Staff Photo: Brendan Sullivan Greater Atlanta Christian's up coming sophomore Bailey Tardy has been selected as the Gwinnett Daily Post's girls golf athlete of the year. Tardy lead GAC school to the girls Class AA golf state title as well as placing first individually in the state.

Staff Photo: Brendan Sullivan Greater Atlanta Christian's up coming sophomore Bailey Tardy has been selected as the Gwinnett Daily Post's girls golf athlete of the year. Tardy lead GAC school to the girls Class AA golf state title as well as placing first individually in the state.

NORCROSS -- Junior high golf at Greater Atlanta Christian is just nominally a golf team.

They get together. They practice. They play golf. Against each other. There are not matches, no interaction with the varsity team. Just some young girls playing golf for a few weeks.

But as the Spartan girls finished runner-up as a team last year and senior Emee Herbert took the school's second straight individual state title, that middle school team prepared another champion.

Bailey Tardy, in her second year at GAC, followed in the path of Herbert and Lindsay Adams before her by claiming the Class AA individual state title with a 73, edging Vidalia's Katie Dalton by two strokes. The 73 also propelled the Spartans to their second state championship in three seasons in Class AA.

"I didn't really have any expectations or what to shoot. I just went in there and tried to play my best," Tardy said. "I was nervous on the first tee box, but that was it."

Tardy played her state-winning round in front of family and a pair of GAC teammates, enjoying the gallery and, eventually, her playing partners, which included Dalton.

"The first hole we didn't really talk, but after the front nine we all loosened up and realized we needed to be out there for fun," Tardy said. "I knew I was playing well. I knew I needed to stay focused."

She certainly did that, leaving Dalton, a sophomore, as runner-up to a Spartan for the second straight year.

The team and individual championships capped a freshman year where Tardy learned how to play team golf and then won every major event, including a sweep of low-medalist and team titles in the Region 6-AA tournament.
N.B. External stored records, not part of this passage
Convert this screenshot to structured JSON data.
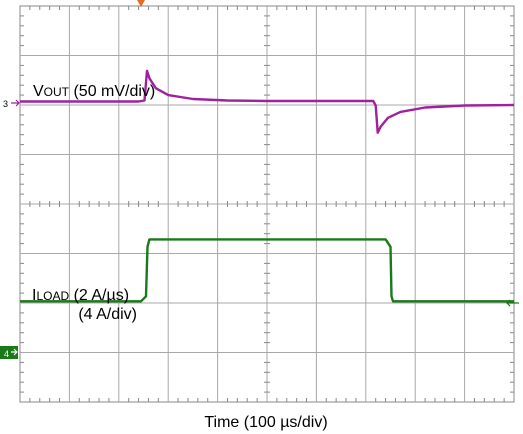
{
  "chart_data": {
    "type": "line",
    "grid": true,
    "x_axis": {
      "label": "Time (100 µs/div)",
      "divisions": 10
    },
    "y_axis": {
      "divisions": 8
    },
    "trigger_marker_color": "#e07020",
    "channels": [
      {
        "id": "3",
        "marker_text": "3",
        "color": "#a020a0",
        "label_main": "V",
        "label_sub": "OUT",
        "label_rest": " (50 mV/div)",
        "scale_label": "50 mV/div",
        "points_div": [
          [
            0,
            0.03
          ],
          [
            2.4,
            0.03
          ],
          [
            2.52,
            0.05
          ],
          [
            2.57,
            0.65
          ],
          [
            2.62,
            0.5
          ],
          [
            2.75,
            0.3
          ],
          [
            3.0,
            0.16
          ],
          [
            3.5,
            0.08
          ],
          [
            4.2,
            0.05
          ],
          [
            5.0,
            0.04
          ],
          [
            6.0,
            0.04
          ],
          [
            7.15,
            0.04
          ],
          [
            7.2,
            -0.05
          ],
          [
            7.24,
            -0.6
          ],
          [
            7.3,
            -0.48
          ],
          [
            7.45,
            -0.3
          ],
          [
            7.7,
            -0.18
          ],
          [
            8.2,
            -0.09
          ],
          [
            9.0,
            -0.05
          ],
          [
            10.0,
            -0.04
          ]
        ]
      },
      {
        "id": "4",
        "marker_text": "4",
        "color": "#1a7a1a",
        "label_main": "I",
        "label_sub": "LOAD",
        "label_rest": " (2 A/µs)",
        "label_line2": "(4 A/div)",
        "scale_label": "4 A/div",
        "points_div": [
          [
            0,
            0.5
          ],
          [
            2.45,
            0.5
          ],
          [
            2.55,
            0.6
          ],
          [
            2.58,
            1.6
          ],
          [
            2.62,
            1.75
          ],
          [
            5.0,
            1.75
          ],
          [
            7.4,
            1.75
          ],
          [
            7.5,
            1.6
          ],
          [
            7.52,
            0.6
          ],
          [
            7.55,
            0.5
          ],
          [
            10.0,
            0.5
          ]
        ]
      }
    ]
  }
}
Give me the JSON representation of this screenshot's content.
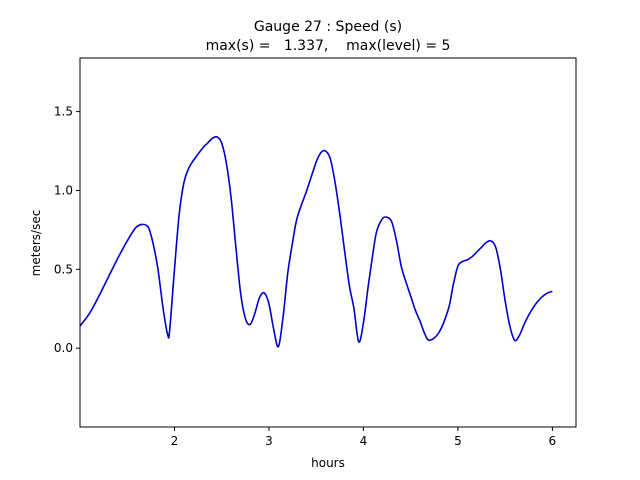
{
  "chart_data": {
    "type": "line",
    "title_line1": "Gauge 27 : Speed (s)",
    "title_line2": "max(s) =   1.337,    max(level) = 5",
    "xlabel": "hours",
    "ylabel": "meters/sec",
    "xlim": [
      1.0,
      6.25
    ],
    "ylim": [
      -0.5,
      1.84
    ],
    "xticks": [
      2,
      3,
      4,
      5,
      6
    ],
    "xtick_labels": [
      "2",
      "3",
      "4",
      "5",
      "6"
    ],
    "yticks": [
      0.0,
      0.5,
      1.0,
      1.5
    ],
    "ytick_labels": [
      "0.0",
      "0.5",
      "1.0",
      "1.5"
    ],
    "grid": false,
    "series": [
      {
        "color": "#0000cc",
        "x": [
          1.0,
          1.1,
          1.2,
          1.3,
          1.4,
          1.5,
          1.6,
          1.7,
          1.75,
          1.82,
          1.88,
          1.93,
          1.95,
          2.0,
          2.05,
          2.1,
          2.15,
          2.2,
          2.3,
          2.35,
          2.4,
          2.45,
          2.5,
          2.55,
          2.6,
          2.65,
          2.7,
          2.75,
          2.8,
          2.85,
          2.9,
          2.95,
          3.0,
          3.05,
          3.1,
          3.15,
          3.2,
          3.25,
          3.3,
          3.4,
          3.5,
          3.55,
          3.6,
          3.65,
          3.7,
          3.75,
          3.8,
          3.85,
          3.9,
          3.95,
          4.0,
          4.05,
          4.1,
          4.14,
          4.2,
          4.25,
          4.3,
          4.35,
          4.4,
          4.45,
          4.5,
          4.55,
          4.6,
          4.65,
          4.7,
          4.8,
          4.9,
          4.95,
          5.0,
          5.05,
          5.1,
          5.15,
          5.2,
          5.25,
          5.3,
          5.35,
          5.4,
          5.45,
          5.5,
          5.55,
          5.6,
          5.65,
          5.7,
          5.75,
          5.8,
          5.85,
          5.9,
          5.95,
          6.0
        ],
        "y": [
          0.14,
          0.22,
          0.33,
          0.45,
          0.57,
          0.68,
          0.77,
          0.78,
          0.72,
          0.52,
          0.25,
          0.08,
          0.12,
          0.5,
          0.85,
          1.05,
          1.14,
          1.19,
          1.27,
          1.3,
          1.33,
          1.34,
          1.3,
          1.17,
          0.95,
          0.64,
          0.35,
          0.19,
          0.15,
          0.22,
          0.32,
          0.35,
          0.28,
          0.12,
          0.01,
          0.2,
          0.48,
          0.67,
          0.83,
          1.0,
          1.18,
          1.24,
          1.25,
          1.2,
          1.05,
          0.85,
          0.62,
          0.4,
          0.25,
          0.04,
          0.16,
          0.39,
          0.6,
          0.74,
          0.82,
          0.83,
          0.8,
          0.68,
          0.52,
          0.42,
          0.33,
          0.24,
          0.17,
          0.09,
          0.05,
          0.1,
          0.25,
          0.4,
          0.52,
          0.55,
          0.56,
          0.58,
          0.61,
          0.64,
          0.67,
          0.68,
          0.64,
          0.5,
          0.3,
          0.14,
          0.05,
          0.08,
          0.15,
          0.21,
          0.26,
          0.3,
          0.33,
          0.35,
          0.36
        ]
      }
    ]
  }
}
"I didn't really know what it was going to be like," Tardy said. "I was excited to see what golf matches were like. You can't really have a match and compete, I didn't think."

She learned quickly to rely on her teammates, and for an individual athlete at heart, enjoyed the team atmosphere.

"It kind of takes the pressure off of you knowing that there are three other girls that have your back and if you play bad then they are always going to be there to back your score up," she said. "I think it took pressure off of everyone. I had faith in them. I knew that they had practiced and they were going out there and playing their hearts off."

Tardy turned to golf at age 11 after her soccer team broke up. When the club's players went their separate ways, she spent a year wandering through her own sports desert, looking for something to fill soccer's void.

"There was like a year of all different sports, but what I liked best was golf and I picked that one," Tardy said. "My dad has been pushing me through it from there."

Tardy needs help remembering all the sports she tried in that year, that included lacrosse, soccer, tennis, swimming, basketball and volleyball.

"You name a sport, I did it," Tardy said.

She still plays volleyball. But she plays more golf.

By 12, Tardy began playing in tournaments. She takes lessons and plays with other juniors at the Atlanta Athletic Club.

Long off the tee, Tardy admits she needs to improve her short game and her season in high school helped.

With short courses, a long tee shot meant plenty of wedges into greens. Her long irons stayed clean much of the spring.

"You have to be exact on your wedge shots," Tardy said. "My putting is my other weakness. It's not the best. It could be better."

As a freshman, she has a few years to improve. But with a state title her first year, she can only equal her results.

"I guess it could add a little pressure," said Tardy, who enjoys the challenge. "I think it's fun playing like that with close competition instead of playing with girls who shoot in the 100s."